On September 21, 2017, Alachua County was awarded a Justice Mental Health Collaboration Program (JMHCP) Grant by the United States Department of Justice, Bureau of Justice Assistance. Alachua County was one of seven new jurisdictions nationwide to be awarded Category 1 JMHCP funding in 2017.
This grant provides a total of $152,435 over two years to support a countywide collaborative effort to reduce the prevalence of individuals with mental health disorders in the Alachua County Jail who can safely be supervised and treated in the community.
The Alachua County Department of Court Services will lead the Justice Mental Health project team, which includes the Alachua County Sheriff’s Office, Meridian Behavioral Healthcare, the City of Gainesville Police Department, the National Alliance on Mental Illness (NAMI) Gainesville Chapter, and the Alachua County Public Safety Coordinating Council.
The project will build on progress that the County and its partners have already made through Stepping Up Alachua County: A National Initiative to Reduce the Number of People with Mental Illnesses in Jails, along with other programs. The project will be split into a planning and implementation phase. During the planning phase, the County will engage with research partners at the University of Florida to improve data collection and sharing to better screen, monitor, assess, and address mental illness in the County Jail and the local criminal justice system. The Justice Mental Health project team will use the results of the research study, along with system mapping, to identify service gaps and develop a strategic plan to work towards the goal of reducing incarceration of individuals with mental health disorders who can safely be supervised and treated in the community. During the implementation phase of the grant project, funding will be used to procure training and technical assistance to address identified service gaps and implement the Justice Mental Health strategic plan.

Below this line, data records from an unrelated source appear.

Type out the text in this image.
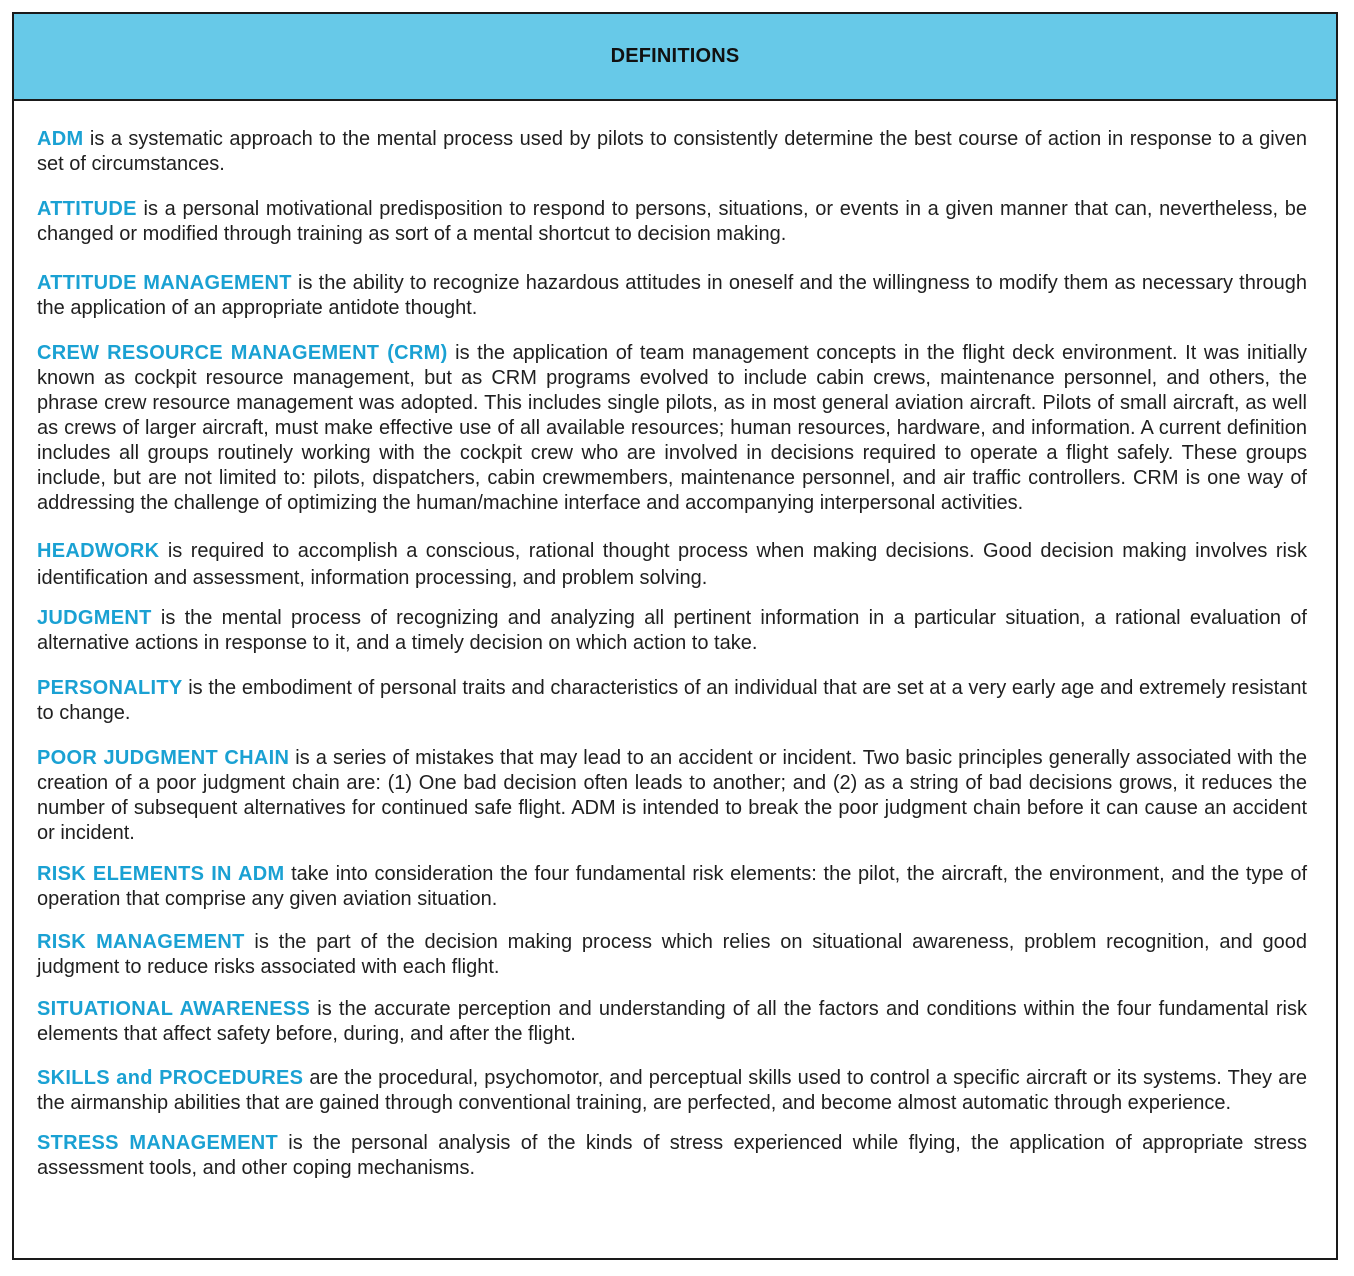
DEFINITIONS

ADM is a systematic approach to the mental process used by pilots to consistently determine the best course of action in response to a given set of circumstances.

ATTITUDE is a personal motivational predisposition to respond to persons, situations, or events in a given manner that can, nevertheless, be changed or modified through training as sort of a mental shortcut to decision making.

ATTITUDE MANAGEMENT is the ability to recognize hazardous attitudes in oneself and the willingness to modify them as necessary through the application of an appropriate antidote thought.

CREW RESOURCE MANAGEMENT (CRM) is the application of team management concepts in the flight deck environment. It was initially known as cockpit resource management, but as CRM programs evolved to include cabin crews, maintenance personnel, and others, the phrase crew resource management was adopted. This includes single pilots, as in most general aviation aircraft. Pilots of small aircraft, as well as crews of larger aircraft, must make effective use of all available resources; human resources, hardware, and information. A current definition includes all groups routinely working with the cockpit crew who are involved in decisions required to operate a flight safely. These groups include, but are not limited to: pilots, dispatchers, cabin crewmembers, maintenance personnel, and air traffic controllers. CRM is one way of addressing the challenge of optimizing the human/machine interface and accompanying interpersonal activities.

HEADWORK is required to accomplish a conscious, rational thought process when making decisions. Good decision making involves risk identification and assessment, information processing, and problem solving.

JUDGMENT is the mental process of recognizing and analyzing all pertinent information in a particular situation, a rational evaluation of alternative actions in response to it, and a timely decision on which action to take.

PERSONALITY is the embodiment of personal traits and characteristics of an individual that are set at a very early age and extremely resistant to change.

POOR JUDGMENT CHAIN is a series of mistakes that may lead to an accident or incident. Two basic principles generally associated with the creation of a poor judgment chain are: (1) One bad decision often leads to another; and (2) as a string of bad decisions grows, it reduces the number of subsequent alternatives for continued safe flight. ADM is intended to break the poor judgment chain before it can cause an accident or incident.

RISK ELEMENTS IN ADM take into consideration the four fundamental risk elements: the pilot, the aircraft, the environment, and the type of operation that comprise any given aviation situation.

RISK MANAGEMENT is the part of the decision making process which relies on situational awareness, problem recognition, and good judgment to reduce risks associated with each flight.

SITUATIONAL AWARENESS is the accurate perception and understanding of all the factors and conditions within the four fundamental risk elements that affect safety before, during, and after the flight.

SKILLS and PROCEDURES are the procedural, psychomotor, and perceptual skills used to control a specific aircraft or its systems. They are the airmanship abilities that are gained through conventional training, are perfected, and become almost automatic through experience.

STRESS MANAGEMENT is the personal analysis of the kinds of stress experienced while flying, the application of appropriate stress assessment tools, and other coping mechanisms.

Court Services Director Peria Duncan said, “The allied organizations in Alachua County have a long history of collaborating to address issues in our local criminal justice and treatment systems.” She continued, “This proposal is an excellent initiative to develop a more precise understanding of the incidence of mental illness in the Jail and the system as a whole. With this, we can be even more effective in reducing the prevalence of mental illness in this setting while continuing to protect public safety and we are very excited about this opportunity.”